Mais rien ne vaut la projection en salle. Ainsi la première de Thème Je aura lieu au Cin'Hoche à Bagnolet mercredi prochain 14 septembre à 20h en présence de Françoise Romand. Vous y êtes cordialement invités, d'autant que la séance sera exceptionnellement gratuite ! Venez nombreux (la salle est grande) et faites honte aux professionnels qui manquent furieusement de curiosité...
Si vous désirez vous mettre en appétit, le même jour à 17h, France Culture diffuse son émission Sur les docks dédiée au travail de la réalisatrice avec, en guest stars, Noël Burch, Sylvie Najosky et votre serviteur.
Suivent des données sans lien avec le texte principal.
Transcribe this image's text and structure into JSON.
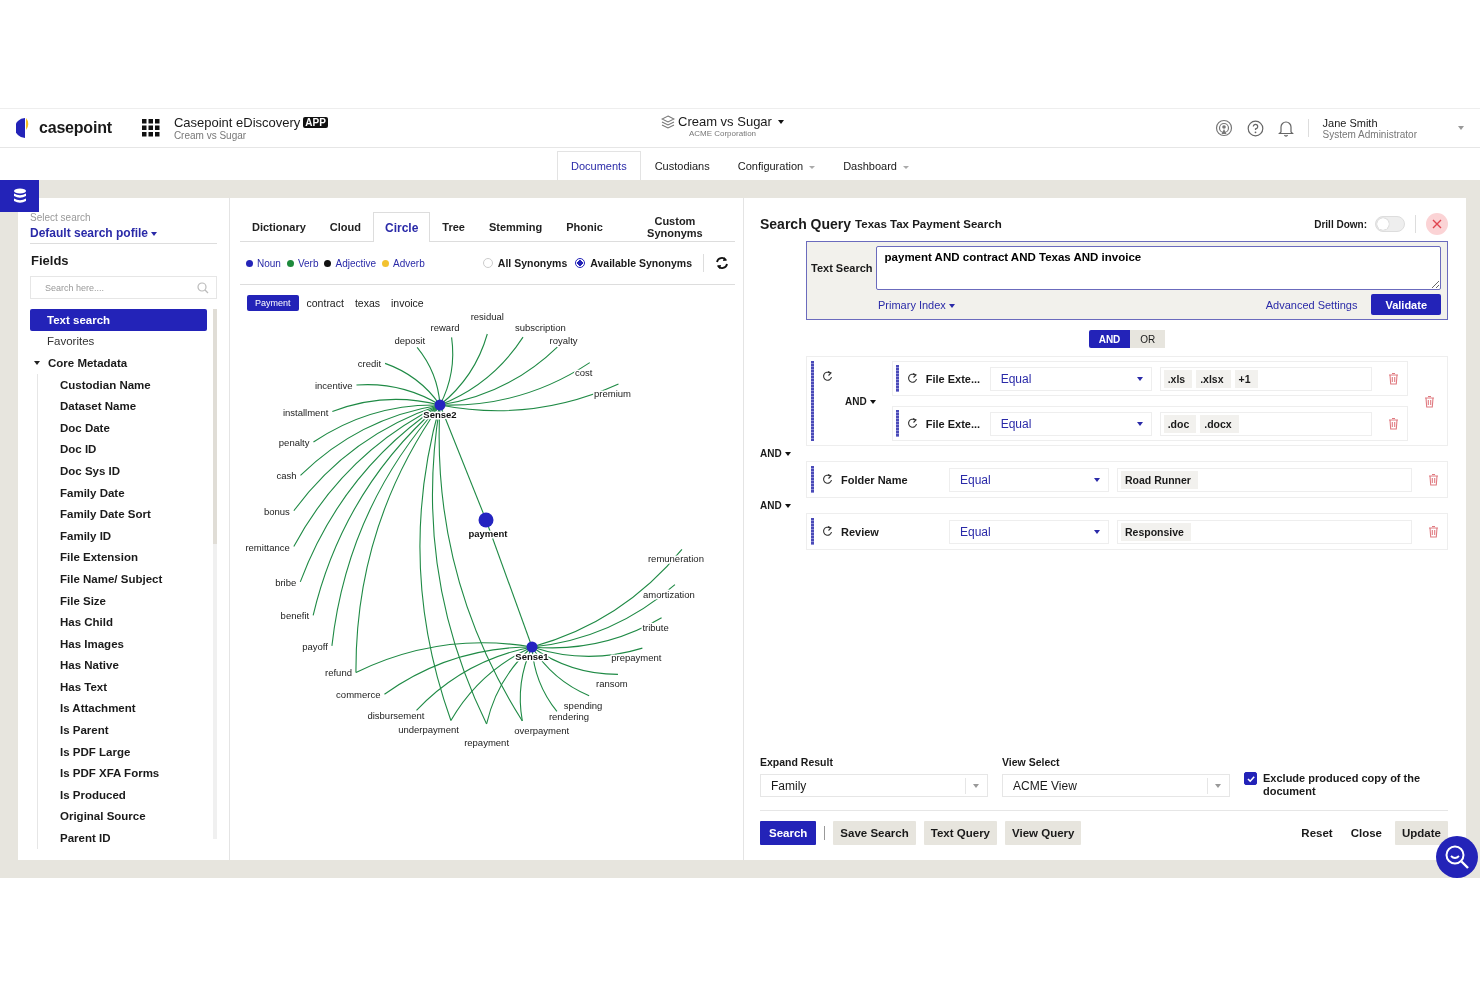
{
  "header": {
    "logo": "casepoint",
    "app_title": "Casepoint eDiscovery",
    "app_badge": "APP",
    "app_subtitle": "Cream vs Sugar",
    "case_name": "Cream vs Sugar",
    "case_org": "ACME Corporation",
    "user_name": "Jane Smith",
    "user_role": "System Administrator"
  },
  "nav": [
    {
      "label": "Documents",
      "selected": true,
      "menu": false
    },
    {
      "label": "Custodians",
      "selected": false,
      "menu": false
    },
    {
      "label": "Configuration",
      "selected": false,
      "menu": true
    },
    {
      "label": "Dashboard",
      "selected": false,
      "menu": true
    }
  ],
  "sidebar": {
    "profile": {
      "placeholder": "Select search",
      "value": "Default search pofile"
    },
    "title": "Fields",
    "search": {
      "placeholder": "Search here...."
    },
    "items": [
      {
        "label": "Text search",
        "selected": true
      },
      {
        "label": "Favorites",
        "selected": false
      },
      {
        "label": "Core Metadata",
        "selected": false,
        "expanded": true,
        "children": [
          {
            "label": "Custodian Name",
            "selected": false
          },
          {
            "label": "Dataset Name",
            "selected": false
          },
          {
            "label": "Doc Date",
            "selected": false
          },
          {
            "label": "Doc ID",
            "selected": false
          },
          {
            "label": "Doc Sys ID",
            "selected": false
          },
          {
            "label": "Family Date",
            "selected": false
          },
          {
            "label": "Family Date Sort",
            "selected": false
          },
          {
            "label": "Family ID",
            "selected": false
          },
          {
            "label": "File Extension",
            "selected": false
          },
          {
            "label": "File Name/ Subject",
            "selected": false
          },
          {
            "label": "File Size",
            "selected": false
          },
          {
            "label": "Has Child",
            "selected": false
          },
          {
            "label": "Has Images",
            "selected": false
          },
          {
            "label": "Has Native",
            "selected": false
          },
          {
            "label": "Has Text",
            "selected": false
          },
          {
            "label": "Is Attachment",
            "selected": false
          },
          {
            "label": "Is Parent",
            "selected": false
          },
          {
            "label": "Is PDF Large",
            "selected": false
          },
          {
            "label": "Is PDF XFA Forms",
            "selected": false
          },
          {
            "label": "Is Produced",
            "selected": false
          },
          {
            "label": "Original Source",
            "selected": false
          },
          {
            "label": "Parent ID",
            "selected": false
          }
        ]
      }
    ]
  },
  "synonyms": {
    "tabs": [
      {
        "label": "Dictionary",
        "selected": false
      },
      {
        "label": "Cloud",
        "selected": false
      },
      {
        "label": "Circle",
        "selected": true
      },
      {
        "label": "Tree",
        "selected": false
      },
      {
        "label": "Stemming",
        "selected": false
      },
      {
        "label": "Phonic",
        "selected": false
      },
      {
        "label": "Custom Synonyms",
        "selected": false
      }
    ],
    "legend": [
      {
        "label": "Noun",
        "color": "#2424b8"
      },
      {
        "label": "Verb",
        "color": "#1d8a3c"
      },
      {
        "label": "Adjective",
        "color": "#111111"
      },
      {
        "label": "Adverb",
        "color": "#f2c230"
      }
    ],
    "modes": [
      {
        "label": "All Synonyms",
        "selected": false
      },
      {
        "label": "Available Synonyms",
        "selected": true
      }
    ],
    "graph": {
      "terms": [
        {
          "label": "Payment",
          "selected": true
        },
        {
          "label": "contract",
          "selected": false
        },
        {
          "label": "texas",
          "selected": false
        },
        {
          "label": "invoice",
          "selected": false
        }
      ],
      "root": "payment",
      "upper_sense": "Sense2",
      "lower_sense": "Sense1",
      "words": [
        {
          "label": "residual",
          "kind": "upper"
        },
        {
          "label": "reward",
          "kind": "upper"
        },
        {
          "label": "subscription",
          "kind": "upper"
        },
        {
          "label": "deposit",
          "kind": "upper"
        },
        {
          "label": "royalty",
          "kind": "upper"
        },
        {
          "label": "credit",
          "kind": "upper"
        },
        {
          "label": "cost",
          "kind": "upper"
        },
        {
          "label": "incentive",
          "kind": "upper"
        },
        {
          "label": "premium",
          "kind": "upper"
        },
        {
          "label": "installment",
          "kind": "upper"
        },
        {
          "label": "penalty",
          "kind": "upper"
        },
        {
          "label": "cash",
          "kind": "upper"
        },
        {
          "label": "bonus",
          "kind": "upper"
        },
        {
          "label": "remittance",
          "kind": "upper"
        },
        {
          "label": "remuneration",
          "kind": "lower"
        },
        {
          "label": "bribe",
          "kind": "upper"
        },
        {
          "label": "amortization",
          "kind": "lower"
        },
        {
          "label": "benefit",
          "kind": "upper"
        },
        {
          "label": "tribute",
          "kind": "lower"
        },
        {
          "label": "payoff",
          "kind": "upper"
        },
        {
          "label": "prepayment",
          "kind": "lower"
        },
        {
          "label": "refund",
          "kind": "both"
        },
        {
          "label": "ransom",
          "kind": "lower"
        },
        {
          "label": "commerce",
          "kind": "lower"
        },
        {
          "label": "spending",
          "kind": "lower"
        },
        {
          "label": "disbursement",
          "kind": "lower"
        },
        {
          "label": "rendering",
          "kind": "lower"
        },
        {
          "label": "underpayment",
          "kind": "both"
        },
        {
          "label": "overpayment",
          "kind": "both"
        },
        {
          "label": "repayment",
          "kind": "both"
        }
      ]
    }
  },
  "query": {
    "title": "Search Query",
    "name": "Texas Tax Payment Search",
    "drill_label": "Drill  Down:",
    "drill_on": false,
    "text_label": "Text Search",
    "text_value": "payment AND contract AND Texas AND invoice",
    "index_link": "Primary Index",
    "advanced_link": "Advanced Settings",
    "validate": "Validate",
    "logic": [
      {
        "label": "AND",
        "selected": true
      },
      {
        "label": "OR",
        "selected": false
      }
    ],
    "conditions": [
      {
        "kind": "group",
        "operator": "AND",
        "children": [
          {
            "field": "File Exte...",
            "operator": "Equal",
            "values": [
              ".xls",
              ".xlsx",
              "+1"
            ]
          },
          {
            "field": "File Exte...",
            "operator": "Equal",
            "values": [
              ".doc",
              ".docx"
            ]
          }
        ]
      },
      {
        "kind": "join",
        "label": "AND"
      },
      {
        "kind": "condition",
        "field": "Folder Name",
        "operator": "Equal",
        "values": [
          "Road Runner"
        ]
      },
      {
        "kind": "join",
        "label": "AND"
      },
      {
        "kind": "condition",
        "field": "Review",
        "operator": "Equal",
        "values": [
          "Responsive"
        ]
      }
    ],
    "expand_label": "Expand Result",
    "expand_value": "Family",
    "view_label": "View Select",
    "view_value": "ACME View",
    "exclude": {
      "label": "Exclude produced copy of the document",
      "checked": true
    },
    "actions": [
      {
        "label": "Search",
        "kind": "primary"
      },
      {
        "label": "Save Search",
        "kind": "secondary"
      },
      {
        "label": "Text Query",
        "kind": "secondary"
      },
      {
        "label": "View Query",
        "kind": "secondary"
      }
    ],
    "end_actions": [
      {
        "label": "Reset",
        "kind": "plain"
      },
      {
        "label": "Close",
        "kind": "plain"
      },
      {
        "label": "Update",
        "kind": "secondary"
      }
    ]
  }
}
P.S.: le choix du photogramme illustrant cet article n'est pas innocent. Qu'inventer pour attirer l'attention ?!

jeudi 8 septembre 2011

Mildred Pierce de Todd Haynes


Les mini-séries apparaissent comme de très longs métrages diffusés en plusieurs parties à la télévision américaine. De plus en plus de metteurs en scène de cinéma y viennent, attirés par des formats et une liberté que Hollywood ne permet pas. Si Boardwalk Empire initié par Martin Scorcese est un ratage à l'image de tous ses deniers films, Mildred Pierce de Todd Haynes, qui se passe dix ans plus tard en pleine Dépression, soulève d'intéressantes questions sur le statut des femmes, aujourd'hui comme hier, comme il l'avait déjà abordé avec Safe et Loin du paradis. Fidèlement adapté du roman de James M. Cain, également auteur du facteur sonne toujours deux fois, Haynes s'affranchit de la magnifique version de 1945 de Michael Curtiz avec Joan Crawford en confiant le rôle omniprésent à Kate Winslet et en creusant pendant quatre heures trente les fantasmes de la classe moyenne et le malaise de la "femme au foyer" dans un mélodrame qui rappelle Douglas Sirk et Fassbinder.
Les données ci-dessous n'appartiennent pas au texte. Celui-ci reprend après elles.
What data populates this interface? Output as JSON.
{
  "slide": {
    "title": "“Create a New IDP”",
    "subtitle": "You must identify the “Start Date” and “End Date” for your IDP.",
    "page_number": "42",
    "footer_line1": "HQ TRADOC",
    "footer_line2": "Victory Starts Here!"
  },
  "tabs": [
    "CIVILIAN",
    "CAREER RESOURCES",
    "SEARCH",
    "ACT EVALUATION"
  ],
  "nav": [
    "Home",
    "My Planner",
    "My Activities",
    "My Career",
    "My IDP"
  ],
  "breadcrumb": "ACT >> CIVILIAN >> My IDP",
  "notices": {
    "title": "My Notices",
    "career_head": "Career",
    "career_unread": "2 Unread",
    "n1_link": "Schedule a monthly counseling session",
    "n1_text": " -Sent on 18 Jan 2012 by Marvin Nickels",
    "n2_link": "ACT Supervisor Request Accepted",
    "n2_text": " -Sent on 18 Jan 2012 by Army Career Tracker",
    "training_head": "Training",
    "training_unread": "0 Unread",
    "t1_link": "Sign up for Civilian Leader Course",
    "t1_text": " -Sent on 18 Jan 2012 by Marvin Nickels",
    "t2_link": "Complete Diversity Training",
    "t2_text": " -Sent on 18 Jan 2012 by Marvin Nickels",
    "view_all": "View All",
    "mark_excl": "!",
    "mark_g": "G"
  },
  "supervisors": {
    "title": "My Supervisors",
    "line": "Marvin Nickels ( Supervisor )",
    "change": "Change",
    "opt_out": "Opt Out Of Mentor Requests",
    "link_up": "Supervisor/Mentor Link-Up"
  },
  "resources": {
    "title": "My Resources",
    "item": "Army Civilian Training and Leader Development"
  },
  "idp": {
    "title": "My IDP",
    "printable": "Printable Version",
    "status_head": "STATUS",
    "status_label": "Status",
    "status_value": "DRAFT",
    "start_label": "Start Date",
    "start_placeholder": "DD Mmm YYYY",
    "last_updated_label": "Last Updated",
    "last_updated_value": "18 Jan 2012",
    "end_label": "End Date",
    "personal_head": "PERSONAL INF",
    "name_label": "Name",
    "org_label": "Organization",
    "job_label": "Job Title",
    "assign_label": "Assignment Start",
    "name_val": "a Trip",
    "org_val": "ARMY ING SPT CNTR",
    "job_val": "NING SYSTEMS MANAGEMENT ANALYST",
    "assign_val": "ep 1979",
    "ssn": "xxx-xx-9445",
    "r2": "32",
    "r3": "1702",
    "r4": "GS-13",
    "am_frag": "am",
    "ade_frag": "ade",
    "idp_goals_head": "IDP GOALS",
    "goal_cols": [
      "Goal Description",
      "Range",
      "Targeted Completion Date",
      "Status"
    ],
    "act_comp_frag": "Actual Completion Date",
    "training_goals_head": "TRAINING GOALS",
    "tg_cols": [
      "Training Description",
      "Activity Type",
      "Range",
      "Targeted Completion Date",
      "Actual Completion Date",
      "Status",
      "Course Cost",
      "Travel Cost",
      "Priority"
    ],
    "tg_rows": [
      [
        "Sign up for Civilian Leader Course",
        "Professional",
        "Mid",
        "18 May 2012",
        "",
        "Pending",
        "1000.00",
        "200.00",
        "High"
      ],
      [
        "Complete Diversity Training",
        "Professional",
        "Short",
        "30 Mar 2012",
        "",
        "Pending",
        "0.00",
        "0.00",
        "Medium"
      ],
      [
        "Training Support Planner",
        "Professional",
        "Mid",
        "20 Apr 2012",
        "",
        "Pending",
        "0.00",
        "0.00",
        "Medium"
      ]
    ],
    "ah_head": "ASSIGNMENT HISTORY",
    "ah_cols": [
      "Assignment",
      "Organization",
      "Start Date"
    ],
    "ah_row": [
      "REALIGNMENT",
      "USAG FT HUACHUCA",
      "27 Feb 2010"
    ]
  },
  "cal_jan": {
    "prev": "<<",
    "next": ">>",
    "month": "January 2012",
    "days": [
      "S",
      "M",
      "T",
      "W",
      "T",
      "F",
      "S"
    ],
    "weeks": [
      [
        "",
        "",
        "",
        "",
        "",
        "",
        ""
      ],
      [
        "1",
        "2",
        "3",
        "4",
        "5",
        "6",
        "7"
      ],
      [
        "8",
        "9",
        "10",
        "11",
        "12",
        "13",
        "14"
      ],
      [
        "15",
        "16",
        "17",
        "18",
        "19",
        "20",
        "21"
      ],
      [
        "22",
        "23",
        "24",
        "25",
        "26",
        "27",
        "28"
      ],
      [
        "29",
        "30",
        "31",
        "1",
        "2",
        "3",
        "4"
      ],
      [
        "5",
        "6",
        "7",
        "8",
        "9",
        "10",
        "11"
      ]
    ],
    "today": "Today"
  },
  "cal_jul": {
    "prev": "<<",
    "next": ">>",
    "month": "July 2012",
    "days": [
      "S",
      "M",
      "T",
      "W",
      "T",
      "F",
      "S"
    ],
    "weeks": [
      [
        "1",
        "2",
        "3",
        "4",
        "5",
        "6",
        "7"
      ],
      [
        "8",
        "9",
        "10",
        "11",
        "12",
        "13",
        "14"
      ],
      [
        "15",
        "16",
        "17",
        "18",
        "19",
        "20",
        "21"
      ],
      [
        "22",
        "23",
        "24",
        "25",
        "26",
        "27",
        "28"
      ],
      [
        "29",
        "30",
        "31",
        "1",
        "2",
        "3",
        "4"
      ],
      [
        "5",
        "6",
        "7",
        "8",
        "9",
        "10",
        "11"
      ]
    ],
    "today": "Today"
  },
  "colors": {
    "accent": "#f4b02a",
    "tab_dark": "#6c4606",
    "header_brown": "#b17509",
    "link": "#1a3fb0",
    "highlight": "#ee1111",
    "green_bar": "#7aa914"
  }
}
Vouloir le meilleur pour ses enfants les gâte souvent, tout en leur fournissant le moyen de s'éloigner quand le but était de se les attacher. Le conflit entre la mère et la fille interprétée adulte par Evan Rachel Wood naît de leur émancipation à toutes deux. La lâcheté des hommes est un handicap qui ne leur facilite pas les choses, que ce soit Bert l'ex-mari de Mildred, l'ami de la famille Wally Burgan ou le playboy Monte Beragon, respectivement interprétés par Brían F. O'Byrne, James LeGros et Guy Pearce. Seules sa voisine (Melissa Leo) ou les serveuses de son restaurant montrent une véritable solidarité avec elle.
Le film prend son temps, les neuf ans du drame se déroulant au fil des cinq parties produites par HBO (ce ne sont pas des épisodes comme dans les séries proprement dites). La musique est un peu trop illustrative, à l'image de la reconstitution historique soignée, sauf lorsque Veda, la fille de Mildred, s'acharne sur son piano ou, mieux, lorsqu'elle chante l'Air des Clochettes de l'opéra Lakmé de Léo Delibes, dont les paroles réfléchissent parfaitement son désespoir à elle, "fille de parias, rêvant de douces choses"... C'est bien le nœud de toute l'histoire, le désir d'ascension sociale que le statut de femme rend d'autant plus complexe. Et les meilleures évocations historiques prennent tout leur sens à la lumière de notre actualité.